In realtà, oltre agli strumenti logico-razionali della parola, la soggettività del mittente diventa intellegibile per il destinatario solo quando quest’ultimo apre il suo canale percettivo. In altre parole, Jakobson sottovaluta il fatto che non vi sia peggior sordo di chi non vuole sentire.  L’ascolto, infatti, non è un qualcosa che esiste a priori, non è secondario o passivo rispetto alla parola, ma primario e degno di tutta l’attenzione dell’emittente. Rivedendo l’immagine precedente, noterete come anche la grafica enfatizza l’unidirezionalità della freccia blu. Da ora in poi, immaginate che questa freccia, invece del messaggio, rappresenti l’ascolto. Riassumendo, è imprescindibile che l’emittente, se vorrà essere ascoltato, ponga la sua attenzione sul destinatario, prima di iniziare a inviare i suoi contenuti.

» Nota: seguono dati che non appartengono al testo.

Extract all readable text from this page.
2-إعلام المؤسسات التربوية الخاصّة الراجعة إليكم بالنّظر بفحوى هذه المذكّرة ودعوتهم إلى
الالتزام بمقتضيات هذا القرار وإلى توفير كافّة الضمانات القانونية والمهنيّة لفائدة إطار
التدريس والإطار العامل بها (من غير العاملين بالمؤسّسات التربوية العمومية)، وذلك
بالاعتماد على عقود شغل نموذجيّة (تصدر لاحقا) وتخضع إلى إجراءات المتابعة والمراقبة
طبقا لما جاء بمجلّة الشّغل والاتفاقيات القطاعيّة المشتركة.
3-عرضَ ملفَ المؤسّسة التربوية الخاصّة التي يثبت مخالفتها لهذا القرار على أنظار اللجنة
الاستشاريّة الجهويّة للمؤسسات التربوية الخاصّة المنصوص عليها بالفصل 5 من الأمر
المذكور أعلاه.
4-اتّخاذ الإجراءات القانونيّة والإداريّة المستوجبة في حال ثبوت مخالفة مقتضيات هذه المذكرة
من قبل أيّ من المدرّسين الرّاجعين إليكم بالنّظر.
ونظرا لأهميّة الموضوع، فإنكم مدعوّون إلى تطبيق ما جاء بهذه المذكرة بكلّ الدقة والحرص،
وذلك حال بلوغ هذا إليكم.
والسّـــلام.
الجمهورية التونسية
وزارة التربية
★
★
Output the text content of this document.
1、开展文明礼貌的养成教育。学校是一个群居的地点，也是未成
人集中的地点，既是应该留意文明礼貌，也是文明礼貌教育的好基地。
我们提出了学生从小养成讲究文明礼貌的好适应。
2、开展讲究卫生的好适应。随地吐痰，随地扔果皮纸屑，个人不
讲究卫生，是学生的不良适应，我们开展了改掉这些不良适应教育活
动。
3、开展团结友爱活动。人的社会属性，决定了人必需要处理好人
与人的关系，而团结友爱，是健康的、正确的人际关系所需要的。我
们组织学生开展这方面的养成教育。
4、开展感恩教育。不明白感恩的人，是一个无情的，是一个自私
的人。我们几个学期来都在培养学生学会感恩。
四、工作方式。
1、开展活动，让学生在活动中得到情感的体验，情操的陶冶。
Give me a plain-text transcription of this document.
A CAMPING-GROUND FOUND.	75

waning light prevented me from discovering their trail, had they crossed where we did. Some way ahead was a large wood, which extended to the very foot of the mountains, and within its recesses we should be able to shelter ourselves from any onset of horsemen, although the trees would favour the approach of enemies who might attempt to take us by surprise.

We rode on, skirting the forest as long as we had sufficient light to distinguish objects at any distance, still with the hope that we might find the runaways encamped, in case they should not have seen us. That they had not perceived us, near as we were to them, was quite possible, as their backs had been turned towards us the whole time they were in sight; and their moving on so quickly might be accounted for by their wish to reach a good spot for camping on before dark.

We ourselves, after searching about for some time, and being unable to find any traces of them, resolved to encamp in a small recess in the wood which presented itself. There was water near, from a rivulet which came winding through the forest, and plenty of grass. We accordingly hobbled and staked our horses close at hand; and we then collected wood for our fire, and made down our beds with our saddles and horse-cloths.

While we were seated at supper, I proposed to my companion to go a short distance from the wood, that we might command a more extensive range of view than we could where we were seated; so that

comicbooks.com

analfabetismo-300x277Porre l’attenzione sull’ascolto non è evidente nella nostra cultura dove, generalmente, si pensa che il ruolo più attivo nella comunicazione sia la competenza di colui che parla o scrive. Pensando ad un buon oratore, la sua capacità di essere incisivo, il suo acume, è da subito associato alla suo essere erudito. Nel caso opposto, quello di un analfabeta, avviene lo stesso, ossia lo si associa a qualcuno che non è in grado di esprimersi correttamente, piuttosto che di ascoltare. Ma qual’è la reale maestria nell’uso del linguaggio?

Secondo l’Ontologia del Linguaggio:

è l’ascolto ciò che dà senso a quello che diciamo, non la parola.

L’importanza di questa dichiarazione sta nel cambio paradigmatico che propone. Qui, infatti, non si tratta solo di riconoscere l’importanza dell'”ascolto attivo“, termine introdotto dalla Psicologia Umanistica sia nel campo della psicoterapia che della risoluzione dei conflitti e della cura più in generale, ma di riconoscergli una funzione chiave, per qualsiasi tipo di comunicaizone. Tutti gli insegnamenti di Carl Rogers, riguardanti i comportamenti e gli atteggiamenti che preparano il destinatario ad ascoltare e a concentrarsi meglio su chi parla, aumentano così di rilevanza se inseriti in questo cambio di paradigma. La comunicazione efficace diviene una danza di coppia o di gruppo, in cui chi conduce deve sentirsi ascoltato per poterlo fare. Percepire l’altro in senso olistico, dare feedbak, ripetere, riformulare, verificare, parafrasare, indagare, empatizzare, allinearsi e rispecchiare, diventano così le nuove basi del buon oratore.

Essere uditi è diverso da essere ascoltati, che a sua volta è diverso da essere capiti. Iniziare a prendere consapevolezza di queste distinzioni innesca una reazione a catena che apre un’infinità di nuove possibilità di azione. Questo cambio di prospettiva, per me, è stato una vera esperienza Satori. Mi sono sentito come quell’essere bidimensionale che per la prima volta riusciva ad avere una vaga idea del tridimensionale, così come magistralmente descritto nel fantastico libretto di Flatlandia. Parafrasando un concetto di Roland Barthes, direi che ho aggiunto la mia ottusità all’acutezza di ciò che sapevo prima e tutto è divenuto più lineare.